Newly-refurbished Angel Stadium became only the seventh venue at the time to host multiple races in a season, a tradition that carries on to this day. Competitive murmurs emanated from non-red and blue tents in the pits; Suzuki lauding the powerful prowess of team members Greg Albertyn (who would later that same summer take the Motocross title) and Larry Ward (who would go on to win round 4 in Seattle, right before A2). Kawasaki also felt they had a Championship caliber team with ’97 victor Emig and a rookie Ricky Carmichael who already had three titles under his belt (1998 125SX & 1997-1998 125MX). In fact, a host of competitive Premier Class riders such as Damon Huffman, Tim Ferry, Robbie Reynard, and Steve Lamson were included in the January 9th season opener in Anaheim; the first of many A1’s to come.
When the dust settled on qualifying it was Lusk and McGrath with heat race victories, Pichon and Windham in the semis, and a beleaguered Emig and Huffman coming across 1-2 in the LCQ. Also qualifying were Honda’s LaRocco, Tortelli, and Brock Sellards; Yamaha’s John Dowd, Stephane Roncada, Jimmy Button, David Vuillemin, Lamson, and Ferry; Suzuki’s Albertyn, Ward, Reynard and Phil Lawrence; and Kawasaki’s Carmichael meant there were no less than 16 full-on factory-backed racers lining up for the Main Event and four others with factory support. This opener was a true who’s-who of 90’s Supercross racing as it made up 61 percent of wins in the 90’s and 70 percent of the titles. Jeff Stanton, Damon Bradshaw, and JM Bayle dominated from 1990-1992 before leaving the sport to the new generation which weighs the percentage down a little bit. As it seems to be year after year, this was one of the strongest gates Supercross has seen so far.
“I’m pretty surprised, to be honest with you. I didn’t expect to win. I hadn’t really reached my peak yet. I haven’t been training as long as I did last year, because I just came back from the arm injury. I just figured to get stronger as the season went. To go out and win the first race, I guess I was as strong as everybody else was.” Despite being a factory-backed favorite to win the race, audiences were stunned that that quote wasn’t delivered by the 7-time Anaheim winning, five time Champion McGrath, nor the 1997 champion Emig nor even the rookie phenom Carmichael– it was south Georgia’s own country boy Ezra Lusk.

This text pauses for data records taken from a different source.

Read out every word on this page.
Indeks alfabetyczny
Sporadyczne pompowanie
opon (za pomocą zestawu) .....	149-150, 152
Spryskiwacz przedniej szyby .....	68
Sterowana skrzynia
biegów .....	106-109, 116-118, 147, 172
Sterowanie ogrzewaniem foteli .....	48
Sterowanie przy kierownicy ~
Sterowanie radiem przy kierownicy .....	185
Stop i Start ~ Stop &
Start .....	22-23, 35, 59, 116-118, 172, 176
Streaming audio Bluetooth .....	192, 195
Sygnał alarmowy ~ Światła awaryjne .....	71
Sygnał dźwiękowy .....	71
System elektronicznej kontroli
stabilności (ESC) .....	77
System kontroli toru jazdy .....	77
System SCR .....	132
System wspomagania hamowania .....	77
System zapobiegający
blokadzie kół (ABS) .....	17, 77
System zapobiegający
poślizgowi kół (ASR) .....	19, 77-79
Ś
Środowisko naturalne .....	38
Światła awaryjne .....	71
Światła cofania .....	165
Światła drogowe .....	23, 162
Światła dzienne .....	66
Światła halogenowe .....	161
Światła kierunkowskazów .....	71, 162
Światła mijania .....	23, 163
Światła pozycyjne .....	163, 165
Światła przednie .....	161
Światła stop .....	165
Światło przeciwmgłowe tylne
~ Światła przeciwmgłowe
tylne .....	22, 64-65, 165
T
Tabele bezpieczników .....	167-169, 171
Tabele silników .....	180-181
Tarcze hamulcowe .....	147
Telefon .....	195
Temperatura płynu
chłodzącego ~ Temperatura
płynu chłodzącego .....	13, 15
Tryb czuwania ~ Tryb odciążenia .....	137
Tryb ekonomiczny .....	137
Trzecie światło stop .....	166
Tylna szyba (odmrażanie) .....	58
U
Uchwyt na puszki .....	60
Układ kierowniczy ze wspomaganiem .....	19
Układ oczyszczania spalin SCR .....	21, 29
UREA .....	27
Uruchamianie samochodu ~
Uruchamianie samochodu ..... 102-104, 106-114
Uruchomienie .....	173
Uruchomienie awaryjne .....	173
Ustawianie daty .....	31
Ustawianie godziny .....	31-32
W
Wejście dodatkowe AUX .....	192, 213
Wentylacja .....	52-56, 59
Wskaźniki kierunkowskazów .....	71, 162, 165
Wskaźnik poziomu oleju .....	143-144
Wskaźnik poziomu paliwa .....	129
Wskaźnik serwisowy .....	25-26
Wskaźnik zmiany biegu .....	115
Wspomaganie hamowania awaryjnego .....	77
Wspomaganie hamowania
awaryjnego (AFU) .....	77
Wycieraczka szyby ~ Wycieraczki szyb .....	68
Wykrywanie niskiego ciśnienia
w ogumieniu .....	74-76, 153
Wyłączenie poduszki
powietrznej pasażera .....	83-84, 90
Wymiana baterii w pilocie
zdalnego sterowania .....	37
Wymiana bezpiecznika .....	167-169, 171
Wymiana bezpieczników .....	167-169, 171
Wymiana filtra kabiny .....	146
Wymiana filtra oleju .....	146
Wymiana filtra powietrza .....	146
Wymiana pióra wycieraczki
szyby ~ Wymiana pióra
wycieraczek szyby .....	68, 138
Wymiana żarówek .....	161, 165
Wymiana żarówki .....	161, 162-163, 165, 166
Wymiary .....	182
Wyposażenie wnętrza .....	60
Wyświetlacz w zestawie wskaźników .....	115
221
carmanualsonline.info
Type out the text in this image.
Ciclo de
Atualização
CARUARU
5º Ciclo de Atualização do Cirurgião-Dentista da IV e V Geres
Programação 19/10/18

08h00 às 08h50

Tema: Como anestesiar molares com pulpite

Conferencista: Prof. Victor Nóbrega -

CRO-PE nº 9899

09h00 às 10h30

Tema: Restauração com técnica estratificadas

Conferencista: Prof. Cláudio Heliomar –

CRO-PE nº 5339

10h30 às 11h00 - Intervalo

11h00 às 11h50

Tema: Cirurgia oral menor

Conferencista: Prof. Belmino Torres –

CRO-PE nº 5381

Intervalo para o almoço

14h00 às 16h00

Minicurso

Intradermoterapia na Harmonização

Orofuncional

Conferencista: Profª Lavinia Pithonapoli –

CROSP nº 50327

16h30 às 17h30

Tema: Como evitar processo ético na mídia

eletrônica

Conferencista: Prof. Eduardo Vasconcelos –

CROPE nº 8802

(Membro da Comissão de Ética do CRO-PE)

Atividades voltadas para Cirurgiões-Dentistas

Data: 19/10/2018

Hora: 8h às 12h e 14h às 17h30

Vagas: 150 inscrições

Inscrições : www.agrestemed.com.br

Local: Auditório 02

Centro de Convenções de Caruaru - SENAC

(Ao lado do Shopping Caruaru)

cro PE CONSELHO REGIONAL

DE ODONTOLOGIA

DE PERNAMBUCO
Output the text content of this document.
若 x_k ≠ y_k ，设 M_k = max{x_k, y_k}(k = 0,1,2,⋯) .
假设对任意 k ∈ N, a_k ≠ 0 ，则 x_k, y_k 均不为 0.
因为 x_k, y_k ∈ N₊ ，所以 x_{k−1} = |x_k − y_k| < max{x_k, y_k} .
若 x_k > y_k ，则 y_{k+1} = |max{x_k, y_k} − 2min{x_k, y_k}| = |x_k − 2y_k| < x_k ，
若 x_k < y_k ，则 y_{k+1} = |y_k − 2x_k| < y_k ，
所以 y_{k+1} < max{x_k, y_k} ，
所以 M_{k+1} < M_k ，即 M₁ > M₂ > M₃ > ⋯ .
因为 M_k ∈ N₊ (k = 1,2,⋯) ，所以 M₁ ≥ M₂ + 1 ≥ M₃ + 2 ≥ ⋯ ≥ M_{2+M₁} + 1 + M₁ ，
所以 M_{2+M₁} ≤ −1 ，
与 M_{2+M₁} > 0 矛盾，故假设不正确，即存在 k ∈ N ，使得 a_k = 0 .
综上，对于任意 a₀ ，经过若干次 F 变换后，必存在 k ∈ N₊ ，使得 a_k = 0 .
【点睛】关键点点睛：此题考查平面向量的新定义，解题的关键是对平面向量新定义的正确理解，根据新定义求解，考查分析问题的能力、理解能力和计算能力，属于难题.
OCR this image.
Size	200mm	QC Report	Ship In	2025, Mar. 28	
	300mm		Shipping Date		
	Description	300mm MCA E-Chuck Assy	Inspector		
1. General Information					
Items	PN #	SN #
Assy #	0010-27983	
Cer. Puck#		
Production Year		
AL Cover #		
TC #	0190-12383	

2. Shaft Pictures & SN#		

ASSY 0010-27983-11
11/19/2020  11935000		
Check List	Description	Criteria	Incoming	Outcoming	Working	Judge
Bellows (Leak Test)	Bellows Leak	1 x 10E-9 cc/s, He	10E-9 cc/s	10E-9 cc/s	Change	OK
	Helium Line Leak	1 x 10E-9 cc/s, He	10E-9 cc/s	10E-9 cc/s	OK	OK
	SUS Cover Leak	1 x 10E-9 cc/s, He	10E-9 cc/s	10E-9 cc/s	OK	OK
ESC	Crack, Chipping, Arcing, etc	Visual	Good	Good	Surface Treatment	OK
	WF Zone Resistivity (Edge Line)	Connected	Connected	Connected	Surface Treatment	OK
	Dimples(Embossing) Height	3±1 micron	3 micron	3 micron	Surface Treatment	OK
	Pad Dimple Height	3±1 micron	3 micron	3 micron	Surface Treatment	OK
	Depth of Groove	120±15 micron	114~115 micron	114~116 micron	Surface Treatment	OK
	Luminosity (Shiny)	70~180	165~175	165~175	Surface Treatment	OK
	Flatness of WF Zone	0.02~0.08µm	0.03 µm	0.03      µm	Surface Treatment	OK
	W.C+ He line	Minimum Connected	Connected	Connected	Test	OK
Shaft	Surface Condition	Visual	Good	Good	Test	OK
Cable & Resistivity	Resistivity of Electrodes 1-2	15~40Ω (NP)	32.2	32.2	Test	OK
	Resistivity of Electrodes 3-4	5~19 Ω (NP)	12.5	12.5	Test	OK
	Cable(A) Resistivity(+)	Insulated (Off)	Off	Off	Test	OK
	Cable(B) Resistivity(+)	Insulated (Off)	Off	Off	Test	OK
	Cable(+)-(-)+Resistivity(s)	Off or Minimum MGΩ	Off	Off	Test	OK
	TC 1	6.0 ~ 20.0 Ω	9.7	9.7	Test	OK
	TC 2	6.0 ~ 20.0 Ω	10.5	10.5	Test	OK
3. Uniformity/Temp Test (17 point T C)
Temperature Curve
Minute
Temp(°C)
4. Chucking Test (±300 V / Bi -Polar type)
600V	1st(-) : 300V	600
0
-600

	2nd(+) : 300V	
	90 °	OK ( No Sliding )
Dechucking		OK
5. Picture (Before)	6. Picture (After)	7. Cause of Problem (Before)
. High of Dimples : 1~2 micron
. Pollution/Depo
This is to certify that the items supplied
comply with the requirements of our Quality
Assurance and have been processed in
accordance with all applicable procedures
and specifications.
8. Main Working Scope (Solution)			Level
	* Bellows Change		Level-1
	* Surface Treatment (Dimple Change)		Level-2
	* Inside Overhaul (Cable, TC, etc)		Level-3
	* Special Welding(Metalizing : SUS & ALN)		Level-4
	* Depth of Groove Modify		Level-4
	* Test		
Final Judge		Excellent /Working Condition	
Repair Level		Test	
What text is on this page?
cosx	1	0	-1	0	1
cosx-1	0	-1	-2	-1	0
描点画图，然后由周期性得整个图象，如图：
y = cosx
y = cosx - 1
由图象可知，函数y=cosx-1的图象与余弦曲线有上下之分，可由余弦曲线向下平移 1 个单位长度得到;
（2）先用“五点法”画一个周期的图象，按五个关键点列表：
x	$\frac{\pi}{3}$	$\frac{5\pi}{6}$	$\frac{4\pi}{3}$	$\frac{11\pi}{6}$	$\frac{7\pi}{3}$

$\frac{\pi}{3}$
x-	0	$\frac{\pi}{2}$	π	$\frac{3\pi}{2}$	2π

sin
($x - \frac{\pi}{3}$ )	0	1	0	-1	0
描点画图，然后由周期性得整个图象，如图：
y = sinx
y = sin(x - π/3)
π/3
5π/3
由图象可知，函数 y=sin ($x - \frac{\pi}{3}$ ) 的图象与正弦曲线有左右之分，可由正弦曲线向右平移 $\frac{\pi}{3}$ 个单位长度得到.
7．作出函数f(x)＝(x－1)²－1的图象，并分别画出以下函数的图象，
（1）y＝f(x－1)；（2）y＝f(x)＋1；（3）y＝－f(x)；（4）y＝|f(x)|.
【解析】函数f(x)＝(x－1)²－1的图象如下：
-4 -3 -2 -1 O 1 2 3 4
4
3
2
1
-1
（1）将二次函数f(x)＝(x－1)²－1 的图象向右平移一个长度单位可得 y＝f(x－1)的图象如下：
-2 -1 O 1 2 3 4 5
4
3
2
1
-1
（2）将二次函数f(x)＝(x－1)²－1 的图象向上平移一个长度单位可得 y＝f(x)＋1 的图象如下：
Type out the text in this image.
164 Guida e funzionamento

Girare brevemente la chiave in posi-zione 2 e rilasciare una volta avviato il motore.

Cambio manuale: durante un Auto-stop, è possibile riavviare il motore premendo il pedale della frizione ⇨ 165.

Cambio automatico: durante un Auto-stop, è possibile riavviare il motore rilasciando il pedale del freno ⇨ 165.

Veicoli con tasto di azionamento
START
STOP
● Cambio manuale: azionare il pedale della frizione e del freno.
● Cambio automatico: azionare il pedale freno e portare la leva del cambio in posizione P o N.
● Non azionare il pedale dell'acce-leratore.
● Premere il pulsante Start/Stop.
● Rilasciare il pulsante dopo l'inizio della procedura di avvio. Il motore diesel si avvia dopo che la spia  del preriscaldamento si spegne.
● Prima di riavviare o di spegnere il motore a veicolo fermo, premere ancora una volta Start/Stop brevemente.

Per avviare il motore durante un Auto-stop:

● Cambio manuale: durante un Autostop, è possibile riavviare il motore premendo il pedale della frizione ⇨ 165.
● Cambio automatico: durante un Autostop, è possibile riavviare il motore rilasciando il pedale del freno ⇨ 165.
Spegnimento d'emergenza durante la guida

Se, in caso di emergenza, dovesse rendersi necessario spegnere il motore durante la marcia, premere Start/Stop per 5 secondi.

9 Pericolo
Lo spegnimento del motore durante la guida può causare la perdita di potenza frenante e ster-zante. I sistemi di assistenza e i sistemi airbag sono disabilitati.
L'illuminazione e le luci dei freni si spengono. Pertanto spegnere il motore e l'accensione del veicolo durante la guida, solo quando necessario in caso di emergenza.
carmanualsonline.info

Mickael Pichon, winner of the 125SX Eastern Regional titles in 1995-1996, got the hole-shot on his Honda and would soon be passed by Larry Ward. Wardy led for almost the entire first half of the 20-lap main before Lusk charged from third-place to take the lead and never looked back. Pichon eventually moved into second while Amsoil Honda’s LaRocco nabbed the final podium spot to complete a Honda podium sweep in the Opener, the fourth time in history that had happened, and since then only once in 2004 for Yamaha with Chad Reed, Vuillemin, and Ferry.
Kevin Windham, Honda’s newest addition to the squad, bounced around from fifth to seventh but would make a late charge to finish in fourth completing an unheard of “ultra-sweep” with Honda finishing in 1st-4th place, the first time ever in Supercross history, and still the only ultra-sweep there has ever been in an incredible 742 rounds of the sport. If McGrath continued to perform at a seventh-place level as was the case in this particular opener, it would be safe to say that Honda could sweep the season.
However, McGrath reeled off five straight wins to put Lusk, LaRocco, and Pichon behind him in the points for an impressive 2nd-4th point standings finish for Honda by season’s end. It wouldn’t be until Kawasaki rookie Carmichael jumped on red before they would capture that elusive title three seasons later in 2002. Carmichael and McGrath would come together multiple times during this 1999 A1 Main Event, foreshadowing the 2000-2002 seasons where they became fierce competitive rivals. McGrath T-boned Carmichael and went down ending his seven race win streak in the stadium.
In almost every Supercross race there is a portent, crazy one-off stat, or just downright incredible race (if not all three at a time). Having included all three by the century’s end, the 1999 Anaheim Opener dawned a new future for the sport.